Under the Community-First pillar, Ike noted that cost and distance remain major barriers to treatment. To address this, the state established 20 community-based Drop-In Centres within existing Primary Health Care facilities. By offering all services free of charge, over 20,000 clients have received care in the first year alone.
Governor Sani also commissioned the first Community-Based Treatment and Recovery Centre in May 2024, which has provided residential rehabilitation to 116 individuals. Three additional centres are already being developed to expand capacity.
According to Ike, the Kaduna Model also promotes prevention through the Kaduna Children Amplified Prevention System (Kd-CHAMPS) — a framework adapted from the UNODC model to provide resilience-building interventions for children and adolescents, including those out of school.

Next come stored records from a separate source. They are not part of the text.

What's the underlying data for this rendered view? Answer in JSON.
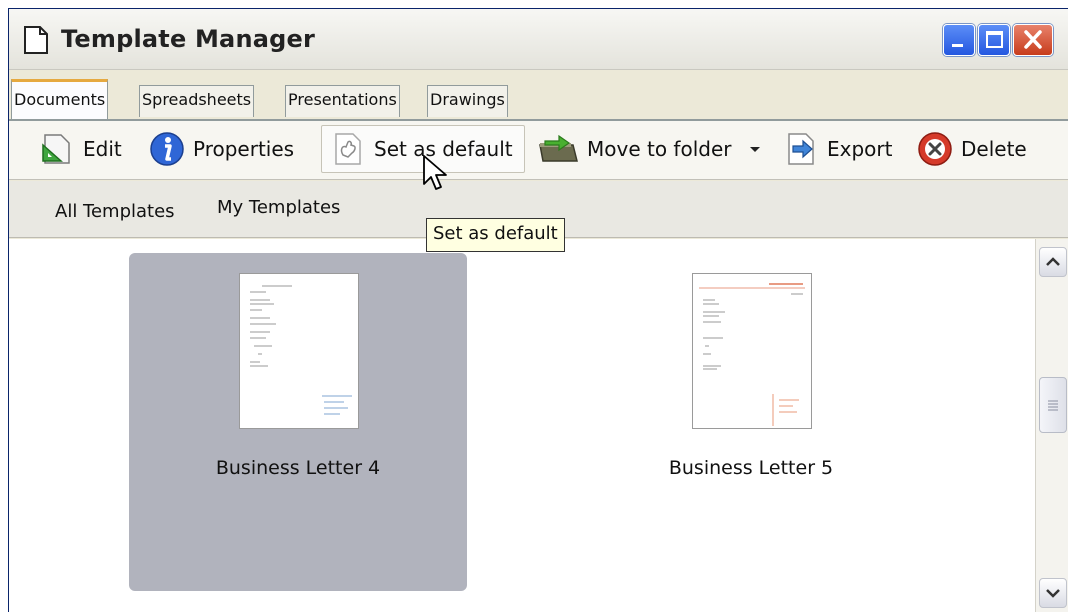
{
  "window": {
    "title": "Template Manager",
    "buttons": [
      "minimize",
      "maximize",
      "close"
    ]
  },
  "tabs": [
    {
      "label": "Documents",
      "active": true
    },
    {
      "label": "Spreadsheets",
      "active": false
    },
    {
      "label": "Presentations",
      "active": false
    },
    {
      "label": "Drawings",
      "active": false
    }
  ],
  "toolbar": {
    "edit": {
      "label": "Edit",
      "icon": "edit-icon"
    },
    "properties": {
      "label": "Properties",
      "icon": "info-icon"
    },
    "set_default": {
      "label": "Set as default",
      "icon": "set-default-icon"
    },
    "move": {
      "label": "Move to folder",
      "icon": "move-folder-icon"
    },
    "export": {
      "label": "Export",
      "icon": "export-icon"
    },
    "delete": {
      "label": "Delete",
      "icon": "delete-icon"
    }
  },
  "filters": {
    "all": "All Templates",
    "mine": "My Templates"
  },
  "templates": [
    {
      "name": "Business Letter 4",
      "selected": true
    },
    {
      "name": "Business Letter 5",
      "selected": false
    }
  ],
  "tooltip": "Set as default",
  "colors": {
    "selection": "#b1b3bd",
    "active_tab_accent": "#e6a93f",
    "close_button": "#c73c1c",
    "tooltip_bg": "#ffffe1"
  }
}
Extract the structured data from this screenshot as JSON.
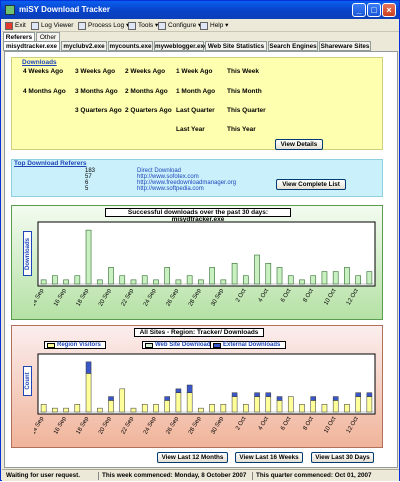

He added that the Unplugged school-based drug prevention programme, implemented in partnership with the Ministry of Education and supported by the MTN Foundation, has trained over 200 teachers and reached more than 17,000 students with life-skills education.
Kaduna has also become the first location in Africa to implement the UNODC’s LULU sports-based prevention programme at scale, training 32 community coaches and reaching 960 at-risk adolescents during its pilot phase.